When the pitch is so fat
That the ball hits the bat
-- sung to the tune of "That's Amore"
If you're not old enough to remember, Oscar Zamora was a smallish (5-10, 178) righthanded reliever for the mediocre-to-bad Cub teams from 1974 to 1976. A native of Cuba, he languished in the Cleveland and Houston farm systems for nine years, and was purchased by the Cubs on June 17, 1974 and installed as a sometime middle reliever, sometime closer (though closers in those days had different roles than today, often going two or three innings).
He had a decent year in '74, with a 3.12 ERA in 83.2 innings, and 10 saves, which, amazingly enough, led that 96-loss team.

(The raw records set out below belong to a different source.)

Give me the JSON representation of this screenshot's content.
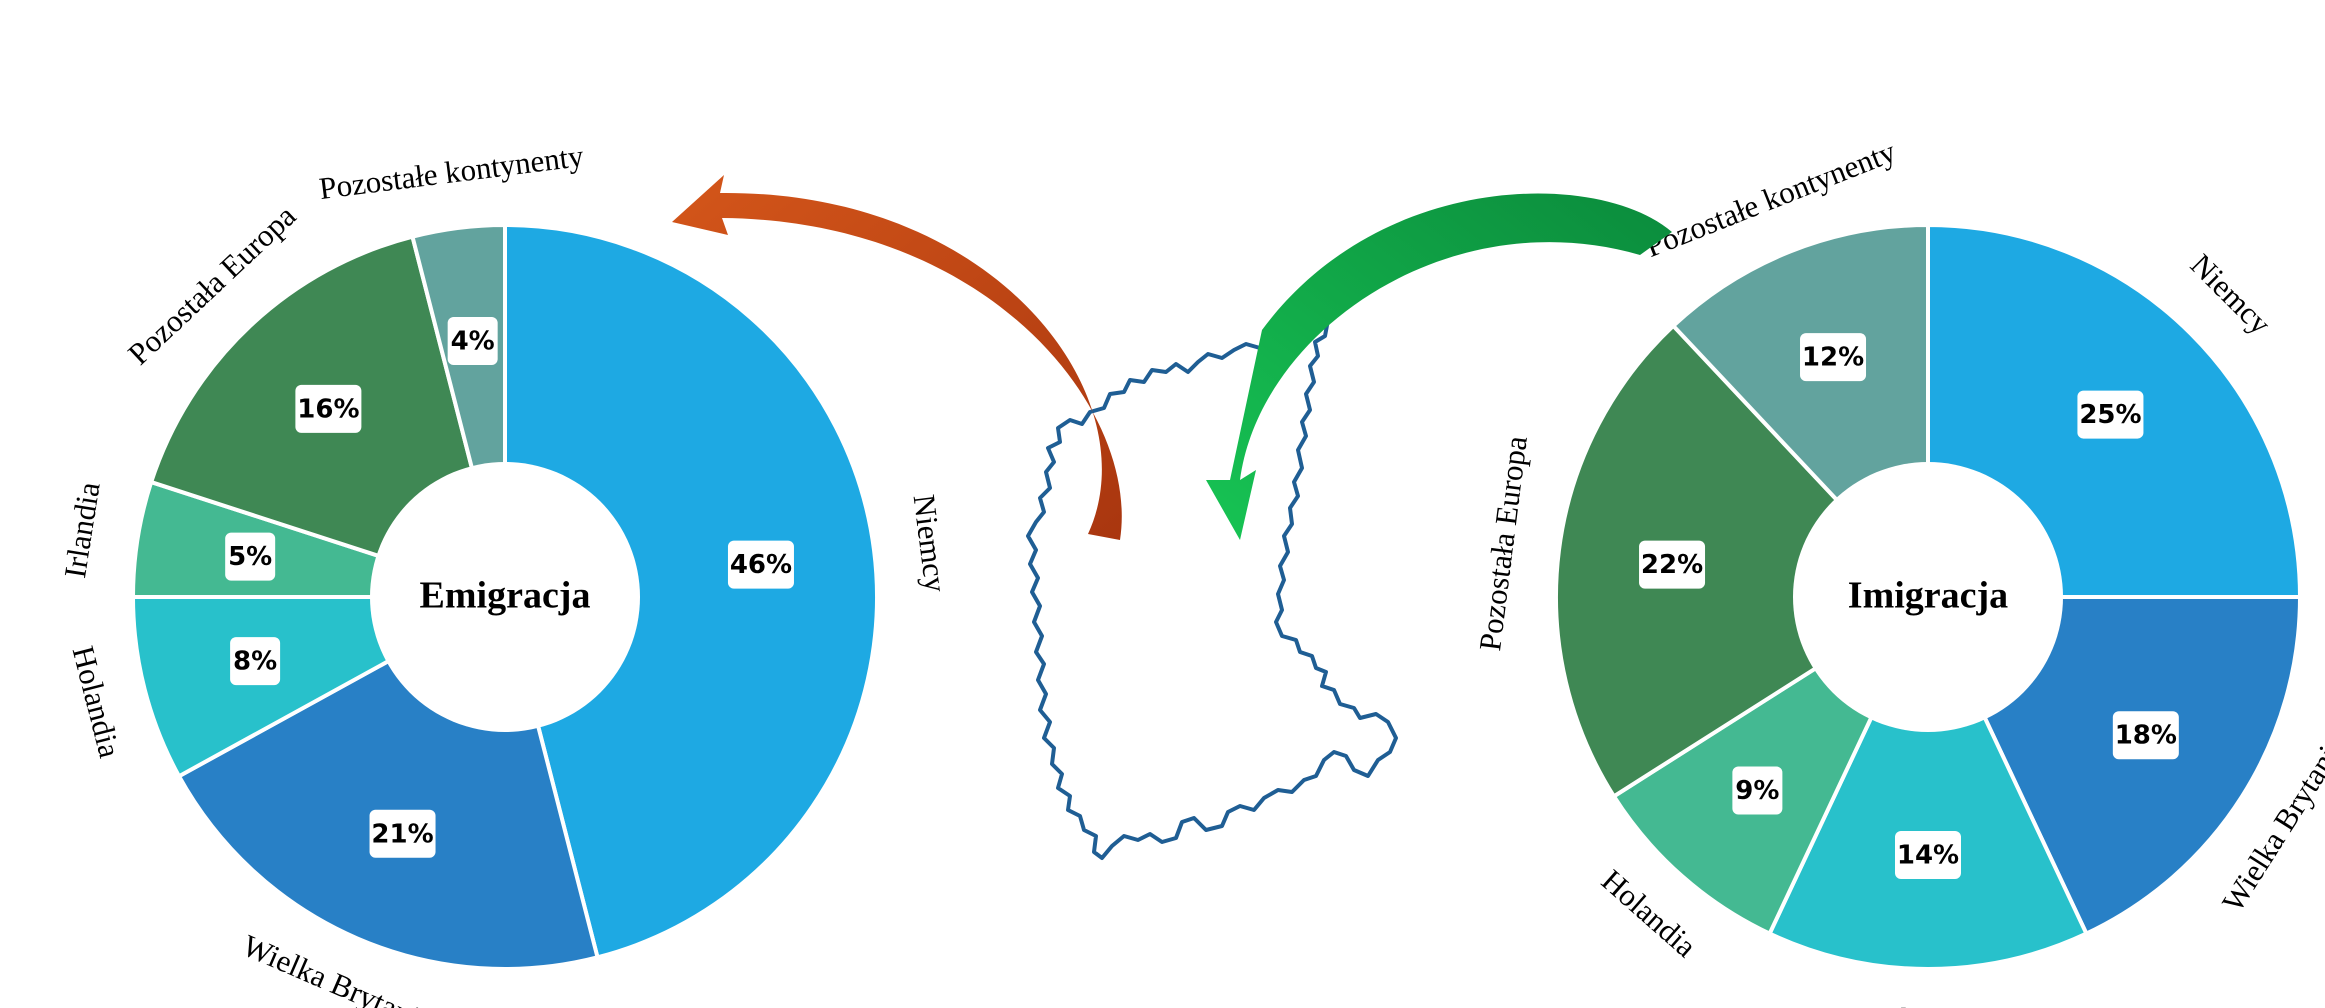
{
  "chart_data": [
    {
      "type": "pie",
      "title": "Emigracja",
      "categories": [
        "Niemcy",
        "Wielka Brytania",
        "Holandia",
        "Irlandia",
        "Pozostała Europa",
        "Pozostałe kontynenty"
      ],
      "values": [
        46,
        21,
        8,
        5,
        16,
        4
      ],
      "value_labels": [
        "46%",
        "21%",
        "8%",
        "5%",
        "16%",
        "4%"
      ],
      "colors": [
        "#1ea9e3",
        "#2880c6",
        "#28c1cb",
        "#44b992",
        "#3f8854",
        "#62a39e"
      ]
    },
    {
      "type": "pie",
      "title": "Imigracja",
      "categories": [
        "Niemcy",
        "Wielka Brytania",
        "Ukraina",
        "Holandia",
        "Pozostała Europa",
        "Pozostałe kontynenty"
      ],
      "values": [
        25,
        18,
        14,
        9,
        22,
        12
      ],
      "value_labels": [
        "25%",
        "18%",
        "14%",
        "9%",
        "22%",
        "12%"
      ],
      "colors": [
        "#1ea9e3",
        "#2880c6",
        "#28c1cb",
        "#44b992",
        "#3f8854",
        "#62a39e"
      ]
    }
  ],
  "arrows": {
    "emigration_color": "#d65a1e",
    "immigration_color": "#12a24a"
  },
  "map": {
    "outline_color": "#1f5e94"
  }
}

But the next season and in '76, even though the team was a bit better, Oscar was awful, posting ERA's north of 5 each year (and in June '75 alone had three horrendous outings on June 4, June 13, and June 25, those three accounting for more than 25% of all the earned runs he allowed that year). This led to the little song you see at the top of this post being sung by many fans.

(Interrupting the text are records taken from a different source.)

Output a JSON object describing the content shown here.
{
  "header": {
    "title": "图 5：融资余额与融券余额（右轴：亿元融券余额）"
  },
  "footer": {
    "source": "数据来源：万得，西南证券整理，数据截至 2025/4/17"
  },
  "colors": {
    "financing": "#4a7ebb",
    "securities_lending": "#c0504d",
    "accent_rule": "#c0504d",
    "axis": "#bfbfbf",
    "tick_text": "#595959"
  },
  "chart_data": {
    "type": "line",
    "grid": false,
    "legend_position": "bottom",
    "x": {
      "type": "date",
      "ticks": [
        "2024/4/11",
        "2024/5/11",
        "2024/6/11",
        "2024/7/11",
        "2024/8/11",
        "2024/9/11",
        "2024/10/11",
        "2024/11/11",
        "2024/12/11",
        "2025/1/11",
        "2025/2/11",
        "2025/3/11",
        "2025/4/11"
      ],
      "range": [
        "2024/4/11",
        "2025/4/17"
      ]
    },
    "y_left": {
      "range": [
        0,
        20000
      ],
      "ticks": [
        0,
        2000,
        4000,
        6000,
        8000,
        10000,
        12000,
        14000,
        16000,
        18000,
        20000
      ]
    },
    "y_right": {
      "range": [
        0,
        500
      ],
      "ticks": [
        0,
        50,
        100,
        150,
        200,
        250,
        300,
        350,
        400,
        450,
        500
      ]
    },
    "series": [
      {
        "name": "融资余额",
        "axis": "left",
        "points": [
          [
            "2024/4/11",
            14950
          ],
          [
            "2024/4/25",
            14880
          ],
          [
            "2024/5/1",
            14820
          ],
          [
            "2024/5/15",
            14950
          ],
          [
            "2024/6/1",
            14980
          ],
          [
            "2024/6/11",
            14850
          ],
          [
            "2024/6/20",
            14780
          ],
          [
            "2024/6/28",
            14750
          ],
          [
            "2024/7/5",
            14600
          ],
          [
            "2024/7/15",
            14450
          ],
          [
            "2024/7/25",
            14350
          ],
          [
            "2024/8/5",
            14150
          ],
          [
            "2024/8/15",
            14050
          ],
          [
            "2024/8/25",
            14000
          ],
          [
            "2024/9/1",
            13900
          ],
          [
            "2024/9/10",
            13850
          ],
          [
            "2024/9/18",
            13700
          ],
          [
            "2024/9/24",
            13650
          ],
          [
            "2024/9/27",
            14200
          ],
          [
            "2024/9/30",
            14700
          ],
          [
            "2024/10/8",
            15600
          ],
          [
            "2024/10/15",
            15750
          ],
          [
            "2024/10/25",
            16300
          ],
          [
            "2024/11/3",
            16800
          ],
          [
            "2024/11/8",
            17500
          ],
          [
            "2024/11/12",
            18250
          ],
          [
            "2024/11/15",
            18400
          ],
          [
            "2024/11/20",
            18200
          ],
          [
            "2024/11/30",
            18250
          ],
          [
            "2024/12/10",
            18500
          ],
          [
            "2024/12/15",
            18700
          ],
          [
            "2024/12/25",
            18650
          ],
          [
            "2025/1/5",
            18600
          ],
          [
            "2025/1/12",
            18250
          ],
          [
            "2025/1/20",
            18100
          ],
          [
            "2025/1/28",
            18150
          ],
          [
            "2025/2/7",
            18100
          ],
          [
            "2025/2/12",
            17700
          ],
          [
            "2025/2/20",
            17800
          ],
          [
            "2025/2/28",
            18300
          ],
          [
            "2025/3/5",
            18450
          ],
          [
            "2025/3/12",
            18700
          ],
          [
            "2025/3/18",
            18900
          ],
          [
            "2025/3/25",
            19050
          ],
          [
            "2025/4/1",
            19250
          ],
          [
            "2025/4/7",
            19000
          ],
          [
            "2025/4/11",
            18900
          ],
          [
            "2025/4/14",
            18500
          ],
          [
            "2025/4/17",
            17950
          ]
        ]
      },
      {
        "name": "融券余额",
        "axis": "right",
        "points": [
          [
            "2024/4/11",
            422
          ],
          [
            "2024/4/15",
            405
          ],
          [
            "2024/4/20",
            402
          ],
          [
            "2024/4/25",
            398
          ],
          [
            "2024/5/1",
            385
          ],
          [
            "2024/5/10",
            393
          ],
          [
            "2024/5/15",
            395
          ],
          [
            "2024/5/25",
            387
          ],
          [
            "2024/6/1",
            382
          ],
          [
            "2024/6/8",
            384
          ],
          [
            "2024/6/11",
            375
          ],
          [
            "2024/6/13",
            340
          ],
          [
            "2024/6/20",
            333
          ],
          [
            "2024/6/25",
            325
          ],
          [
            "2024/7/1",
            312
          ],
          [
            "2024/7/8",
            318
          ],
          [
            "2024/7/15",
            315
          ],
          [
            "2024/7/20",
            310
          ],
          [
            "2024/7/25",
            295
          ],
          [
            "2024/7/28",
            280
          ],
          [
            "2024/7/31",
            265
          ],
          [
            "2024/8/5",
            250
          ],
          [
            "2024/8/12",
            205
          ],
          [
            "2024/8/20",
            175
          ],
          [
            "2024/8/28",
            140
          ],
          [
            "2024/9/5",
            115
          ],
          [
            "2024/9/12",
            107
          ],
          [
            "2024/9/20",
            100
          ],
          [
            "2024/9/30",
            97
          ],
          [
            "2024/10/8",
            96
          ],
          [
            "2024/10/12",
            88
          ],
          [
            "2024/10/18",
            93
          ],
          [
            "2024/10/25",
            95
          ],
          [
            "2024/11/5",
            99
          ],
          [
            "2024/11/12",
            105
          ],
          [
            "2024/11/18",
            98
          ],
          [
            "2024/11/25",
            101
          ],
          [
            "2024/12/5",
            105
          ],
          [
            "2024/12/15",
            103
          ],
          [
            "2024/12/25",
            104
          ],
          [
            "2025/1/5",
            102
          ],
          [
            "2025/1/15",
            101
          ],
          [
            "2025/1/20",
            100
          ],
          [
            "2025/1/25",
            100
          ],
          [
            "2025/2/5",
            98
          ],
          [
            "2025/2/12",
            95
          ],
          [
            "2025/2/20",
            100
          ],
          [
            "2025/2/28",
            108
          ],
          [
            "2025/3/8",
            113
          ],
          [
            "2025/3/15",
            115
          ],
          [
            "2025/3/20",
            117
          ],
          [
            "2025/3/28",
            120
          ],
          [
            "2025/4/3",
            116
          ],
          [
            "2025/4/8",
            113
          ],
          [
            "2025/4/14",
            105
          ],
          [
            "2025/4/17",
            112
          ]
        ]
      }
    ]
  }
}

He wasn't any better in 1976. In early August manager Jim Marshall ran a bit short of pitchers when the Cubs had back-to-back doubleheaders in Montreal (due to two rainouts in May), so Oscar was pressed into service as a starter in the second game on August 7. He got pounded for eight hits and six runs in less than three innings, was sent to the minors and eventually signed as a free agent with the Astros, for whom he had 10 bad appearances (7.20 ERA) in 1978 and then was done.

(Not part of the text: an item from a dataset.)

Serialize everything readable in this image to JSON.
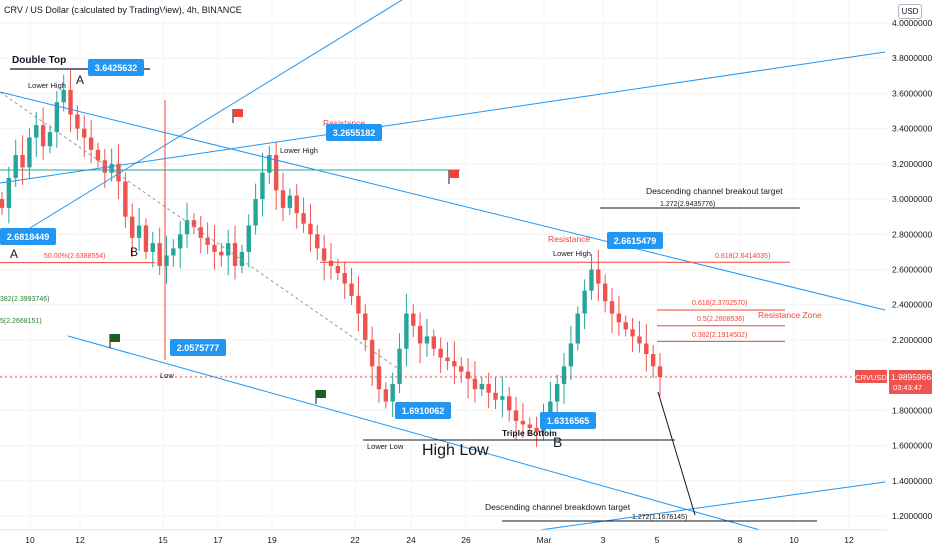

But I'll bet you didn't know -- I didn't till I started looking for more background on Oscar for this post -- that he threw a perfect game in the minor leagues, for Triple-A Oklahoma City against Denver. No, I'm not making this up. It was a seven-inning perfect game, the second game of a doubleheader. Oddly enough, it was on the same day -- September 2, 1972 -- that Milt Pappas came one strike away from perfection for the Cubs. Several future major leaguers were on the Denver team that Oscar threw the perfecto against, including Pete Mackanin, Jeff Burroughs and future Cub Lenny Randle. (The "Steve Greenberg" listed in that boxscore is Hank Greenberg's son, who eventually founded Classic Sports Network, later sold to ESPN, and CSTV.)